Милиция следила, чтобы из толпы не доносилось опасных выкриков и не было массовых драк, хотя этим обычно и кончалось, как и тогда, в ноябре, у памятника Рабочему и Колхознице, когда отгремели последние орудийные залпы, рассыпавшие кроваво-желтые конфетти. Мы знали, что Игорек купит вино и в этот день каждый должен быть пьяным, чтобы ехать смотреть салют. Встретиться было условлено в детском саду, где и всегда. Я еще не испытывал, что такое быть пьяным, но почему-то не боялся того, что произойдет. Игорек пришел с большой бутылкой за пазухой, которую называл "бомбой". Воздух уже залили чернильные сумерки, потрескивал дождь. Слезливые огоньки окрестных домов удаляли их же баракоподобные темные очертания. Пришла моя очередь. Я хлебнул из пущенной по кругу бутылки, не показывая вида, что делаю это в первый раз.

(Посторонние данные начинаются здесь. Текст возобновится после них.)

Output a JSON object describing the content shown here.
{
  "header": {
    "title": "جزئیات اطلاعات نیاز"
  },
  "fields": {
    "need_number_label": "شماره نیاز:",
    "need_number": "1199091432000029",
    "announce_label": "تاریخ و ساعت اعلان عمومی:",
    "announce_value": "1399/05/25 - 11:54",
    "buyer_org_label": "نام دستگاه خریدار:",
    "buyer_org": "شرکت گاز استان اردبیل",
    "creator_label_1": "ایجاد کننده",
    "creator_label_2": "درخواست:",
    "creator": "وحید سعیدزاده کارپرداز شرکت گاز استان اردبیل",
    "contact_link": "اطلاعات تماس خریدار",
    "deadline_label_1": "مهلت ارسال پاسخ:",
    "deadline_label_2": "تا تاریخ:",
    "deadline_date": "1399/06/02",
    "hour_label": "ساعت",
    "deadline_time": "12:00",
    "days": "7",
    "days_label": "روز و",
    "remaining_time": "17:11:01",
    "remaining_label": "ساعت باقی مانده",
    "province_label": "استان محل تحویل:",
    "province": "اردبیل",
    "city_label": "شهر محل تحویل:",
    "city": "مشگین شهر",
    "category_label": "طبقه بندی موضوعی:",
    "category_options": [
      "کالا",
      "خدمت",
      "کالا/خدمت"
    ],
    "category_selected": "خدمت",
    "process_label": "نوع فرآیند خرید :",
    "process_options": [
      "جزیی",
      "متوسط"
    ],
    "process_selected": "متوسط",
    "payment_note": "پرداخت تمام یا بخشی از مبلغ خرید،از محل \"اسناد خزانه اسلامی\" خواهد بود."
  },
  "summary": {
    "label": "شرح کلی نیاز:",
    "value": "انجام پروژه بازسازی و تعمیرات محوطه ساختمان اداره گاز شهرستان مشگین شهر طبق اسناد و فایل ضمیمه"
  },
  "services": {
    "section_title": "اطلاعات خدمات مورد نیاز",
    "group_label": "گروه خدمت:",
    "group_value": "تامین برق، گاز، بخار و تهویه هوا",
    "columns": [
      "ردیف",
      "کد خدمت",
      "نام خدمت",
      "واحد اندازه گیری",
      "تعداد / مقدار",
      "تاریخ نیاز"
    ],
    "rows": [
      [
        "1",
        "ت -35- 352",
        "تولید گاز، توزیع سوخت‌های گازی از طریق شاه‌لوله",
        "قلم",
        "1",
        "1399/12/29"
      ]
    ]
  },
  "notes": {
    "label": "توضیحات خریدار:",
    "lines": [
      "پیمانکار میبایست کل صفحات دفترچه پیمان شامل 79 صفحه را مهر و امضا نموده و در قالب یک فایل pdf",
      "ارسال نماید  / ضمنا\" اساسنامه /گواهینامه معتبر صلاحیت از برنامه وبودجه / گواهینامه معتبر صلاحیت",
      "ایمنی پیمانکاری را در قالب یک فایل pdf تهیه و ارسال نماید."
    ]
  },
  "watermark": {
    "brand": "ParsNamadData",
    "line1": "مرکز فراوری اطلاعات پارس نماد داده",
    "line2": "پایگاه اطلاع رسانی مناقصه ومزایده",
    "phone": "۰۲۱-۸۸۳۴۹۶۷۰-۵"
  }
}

Карамельная сладость запеклась во рту и на губах. Я прислушивался к себе и ждал чего-то, схожего с ударом, но приторная жидкость из холодной бутылки вдруг превратилась во мне в доброе тепло. Тот первый глоток был полон доброты и тепла, от которых кружило голову, как от переизбытка кислорода; я снова прильнул к обогретому губами ребят, теплому и влажному сосцу грудастой бутылки, ощущая плаксивое чувство уюта и какого-то родства со всеми, кто из нее пил.